Le citadin chinois a souvent gardé la fibre paysanne – sa montée à la ville, le plus souvent, date de 25 ans à peine. La nostalgie puissante de ce passé qui vient encore, est le ressort du drame de Xiao Jianyong et sa femme Li Huajuan, à Cipingba (Sichuan).
A Chongqing en 2000, ces deux jeunes venaient d’avoir leurs diplômes d’informatique et d’hôtellerie, et montaient leur firme de vente en gros d’ordinateurs : métier lucratif, à condition de travailler dur. Trois ans de cette existence, avaient laissés Xiao et Li épuisés, mais riches de M de yuans et d’autres biens sous le soleil : ils décidèrent alors de vendre leur fonds de commerce et vivre de leurs rentes—ils avaient 28 ans.
C’est en 2004, chez un ami du Hubei voisin qu’ils rencontrèrent le rêve qui devait captiver leur existence : se faire maraîcher. Tel Dr Jekyll et Mr Hyde, l’affaire avait deux visages. L’un idyllique, prétendait retourner à la nature et à ses rythmes, et telle Marie-Antoinette au Trianon, peigner les agneaux, jeter le pain aux canards et taquiner le goujon… L’autre se voulait technique et capitaliste : ils aspiraient au succès financier, en produisant les légumes dont la ville raffolait, et à bon prix, hors saison. Ils avaient choisi Cipingba, où la saison est décalée de deux mois par l’altitude (1350m). Dans la terre jaune, ils creusèrent un entrepôt pour les 80t de leur future récolte ; ils bâtirent leur maison (jacuzzi, Wifi) : acquirent le tracteur, le semoir dernier cri. Ils plantèrent 47ha de radis. A l’automne ’05, ayant écorné leur patrimoine d’1,3M¥, ils étaient prêts….
C’est alors que tout dérailla. Durant des mois, la pluie disparut, brûlant la moitié des plantations. Puis vint la flambée du diesel, qui telle une nuée de sauterelles de l’Apocalypse, découragea les camionneurs de s’aventurer loin des villes : la mort dans l’âme, le silo menaçant de pourrir, ils durent jeter leurs radis aux cochons.
En décembre, ils furent bien heureux que leur mentor accepte de leur prêter 200.000 ¥, et de pouvoir brader leur appart en ville (320.000 ¥), afin de payer les employés et planter pour la campagne de 2007…
Cette fois, ils avaient cru agir avec logique, en choisissant un légume « spécial sécheresse », comme le piment, dont ils plantèrent 35ha.

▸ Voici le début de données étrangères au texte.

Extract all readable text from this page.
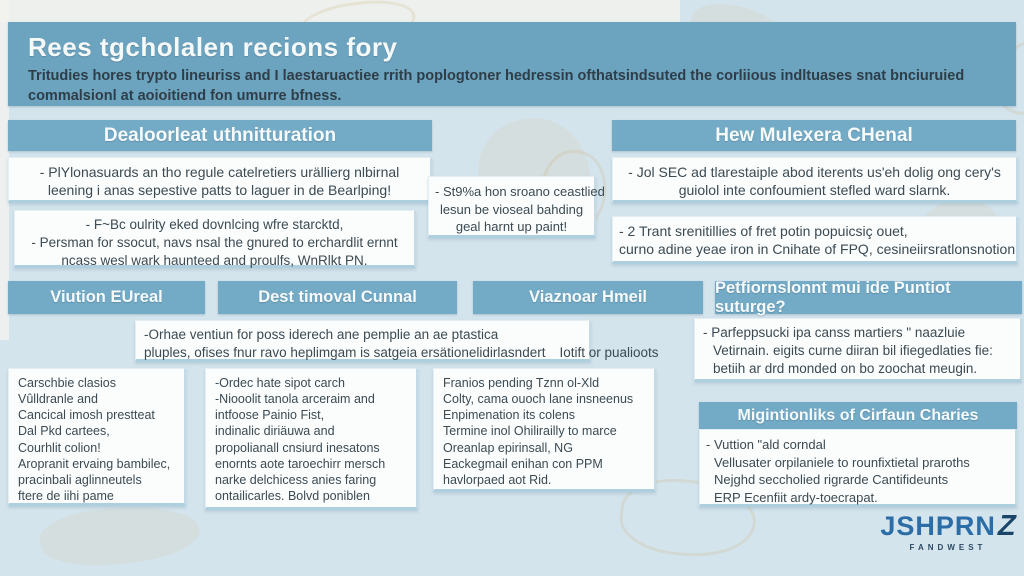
Rees tgcholalen recions fory

Tritudies hores trypto lineuriss and I laestaruactiee rrith poplogtoner hedressin ofthatsindsuted the corliious indltuases snat bnciuruied commalsionl at aoioitiend fon umurre bfness.

Dealoorleat uthnitturation	Hew Mulexera CHenal
- PlYlonasuards an tho regule catelretiers urällierg nlbirnal
leening i anas sepestive patts to laguer in de Bearlping!
- F~Bc oulrity eked dovnlcing wfre starcktd,
- Persman for ssocut, navs nsal the gnured to erchardlit ernnt
ncass wesl wark haunteed and proulfs, WnRlkt PN.
- St9%a hon sroano ceastlied
lesun be vioseal bahding
geal harnt up paint!
- Jol SEC ad tlarestaiple abod iterents us'eh dolig ong cery's
guiolol inte confoumient stefled ward slarnk.
- 2 Trant srenitillies of fret potin popuicsiç ouet,
curno adine yeae iron in Cnihate of FPQ, cesineiirsratlonsnotion
Viution EUreal	Dest timoval Cunnal	Viaznoar Hmeil
Petfiornslonnt mui ide Puntiot suturge?
-Orhae ventiun for poss iderech ane pemplie an ae ptastica
pluples, ofises fnur ravo heplimgam is satgeia ersätionelidirlasndert	Iotift or pualioots
- Parfeppsucki ipa canss martiers " naazluie
Vetirnain. eigits curne diiran bil ifiegedlaties fie:
betiih ar drd monded on bo zoochat meugin.
Carschbie clasios
Vûlldranle and
Cancical imosh prestteat
Dal Pkd cartees,
Courhlit colion!
Aropranit ervaing bambilec,
pracinbali aglinneutels
ftere de iihi pame
-Ordec hate sipot carch
-Niooolit tanola arceraim and
intfoose Painio Fist,
indinalic diriäuwa and
propolianall cnsiurd inesatons
enornts aote taroechirr mersch
narke delchicess anies faring
ontailicarles. Bolvd poniblen
Franios pending Tznn ol-Xld
Colty, cama ouoch lane insneenus
Enpimenation its colens
Termine inol Ohilirailly to marce
Oreanlap epirinsall, NG
Eackegmail enihan con PPM
havlorpaed aot Rid.
Migintionliks of Cirfaun Charies
- Vuttion "ald corndal
Vellusater orpilaniele to rounfixtietal praroths
Nejghd seccholied rigrarde Cantifideunts
ERP Ecenfiit ardy-toecrapat.
JSHPRN
Z
FANDWEST
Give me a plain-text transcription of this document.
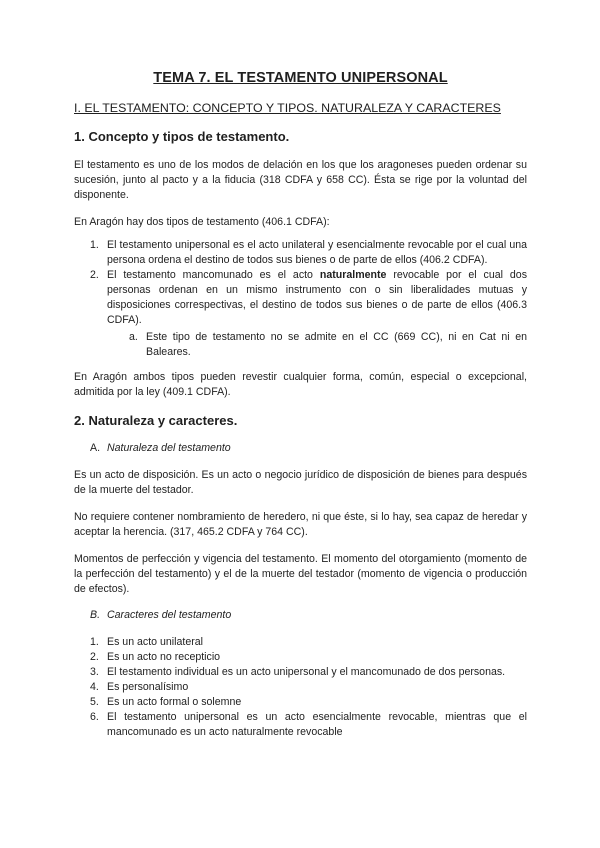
TEMA 7. EL TESTAMENTO UNIPERSONAL
I. EL TESTAMENTO: CONCEPTO Y TIPOS. NATURALEZA Y CARACTERES
1. Concepto y tipos de testamento.

El testamento es uno de los modos de delación en los que los aragoneses pueden ordenar su sucesión, junto al pacto y a la fiducia (318 CDFA y 658 CC). Ésta se rige por la voluntad del disponente.

En Aragón hay dos tipos de testamento (406.1 CDFA):

1. El testamento unipersonal es el acto unilateral y esencialmente revocable por el cual una persona ordena el destino de todos sus bienes o de parte de ellos (406.2 CDFA).
2. El testamento mancomunado es el acto naturalmente revocable por el cual dos personas ordenan en un mismo instrumento con o sin liberalidades mutuas y disposiciones correspectivas, el destino de todos sus bienes o de parte de ellos (406.3 CDFA).
a. Este tipo de testamento no se admite en el CC (669 CC), ni en Cat ni en Baleares.

En Aragón ambos tipos pueden revestir cualquier forma, común, especial o excepcional, admitida por la ley (409.1 CDFA).

2. Naturaleza y caracteres.
A. Naturaleza del testamento

Es un acto de disposición. Es un acto o negocio jurídico de disposición de bienes para después de la muerte del testador.

No requiere contener nombramiento de heredero, ni que éste, si lo hay, sea capaz de heredar y aceptar la herencia. (317, 465.2 CDFA y 764 CC).

Momentos de perfección y vigencia del testamento. El momento del otorgamiento (momento de la perfección del testamento) y el de la muerte del testador (momento de vigencia o producción de efectos).

B. Caracteres del testamento
1. Es un acto unilateral
2. Es un acto no recepticio
3. El testamento individual es un acto unipersonal y el mancomunado de dos personas.
4. Es personalísimo
5. Es un acto formal o solemne
6. El testamento unipersonal es un acto esencialmente revocable, mientras que el mancomunado es un acto naturalmente revocable
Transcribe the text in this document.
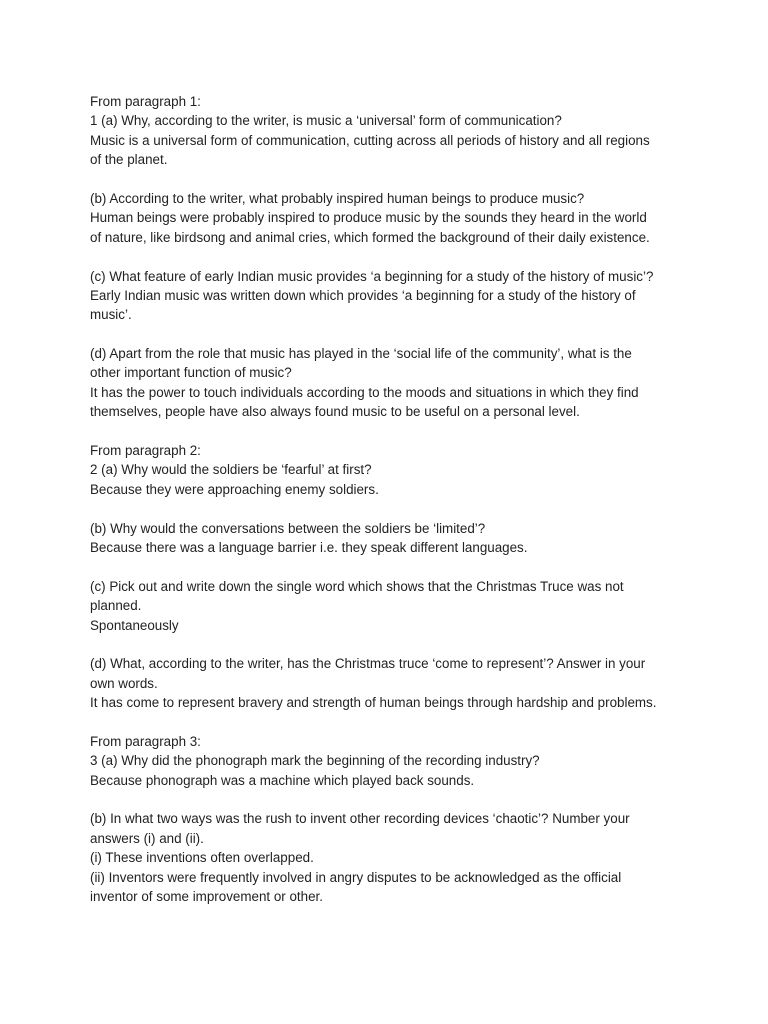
From paragraph 1:
1 (a) Why, according to the writer, is music a ‘universal’ form of communication?
Music is a universal form of communication, cutting across all periods of history and all regions
of the planet.
(b) According to the writer, what probably inspired human beings to produce music?
Human beings were probably inspired to produce music by the sounds they heard in the world
of nature, like birdsong and animal cries, which formed the background of their daily existence.
(c) What feature of early Indian music provides ‘a beginning for a study of the history of music’?
Early Indian music was written down which provides ‘a beginning for a study of the history of
music’.
(d) Apart from the role that music has played in the ‘social life of the community’, what is the
other important function of music?
It has the power to touch individuals according to the moods and situations in which they find
themselves, people have also always found music to be useful on a personal level.
From paragraph 2:
2 (a) Why would the soldiers be ‘fearful’ at first?
Because they were approaching enemy soldiers.
(b) Why would the conversations between the soldiers be ‘limited’?
Because there was a language barrier i.e. they speak different languages.
(c) Pick out and write down the single word which shows that the Christmas Truce was not
planned.
Spontaneously
(d) What, according to the writer, has the Christmas truce ‘come to represent’? Answer in your
own words.
It has come to represent bravery and strength of human beings through hardship and problems.
From paragraph 3:
3 (a) Why did the phonograph mark the beginning of the recording industry?
Because phonograph was a machine which played back sounds.
(b) In what two ways was the rush to invent other recording devices ‘chaotic’? Number your
answers (i) and (ii).
(i) These inventions often overlapped.
(ii) Inventors were frequently involved in angry disputes to be acknowledged as the official
inventor of some improvement or other.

Mais le mauvais sort était encore là pour leur faire la nique : des trombes apparurent, qui réduisirent en pulpe fétide la plupart des espaliers rougissants…
Ils en sont là : l’ultime espoir repose sur les 25ha de soja et de maïs d’automne, pour peu que le ciel se dégage et leur laisse le temps de récolter…
Bien seuls dans leur désastre, nos deux apprentis maraîchers cauchemardent, sentant tout près d’eux « l’eau profonde et le feu ardent» (水甚火热, shui shen huo re) – l’insécurité qui hante.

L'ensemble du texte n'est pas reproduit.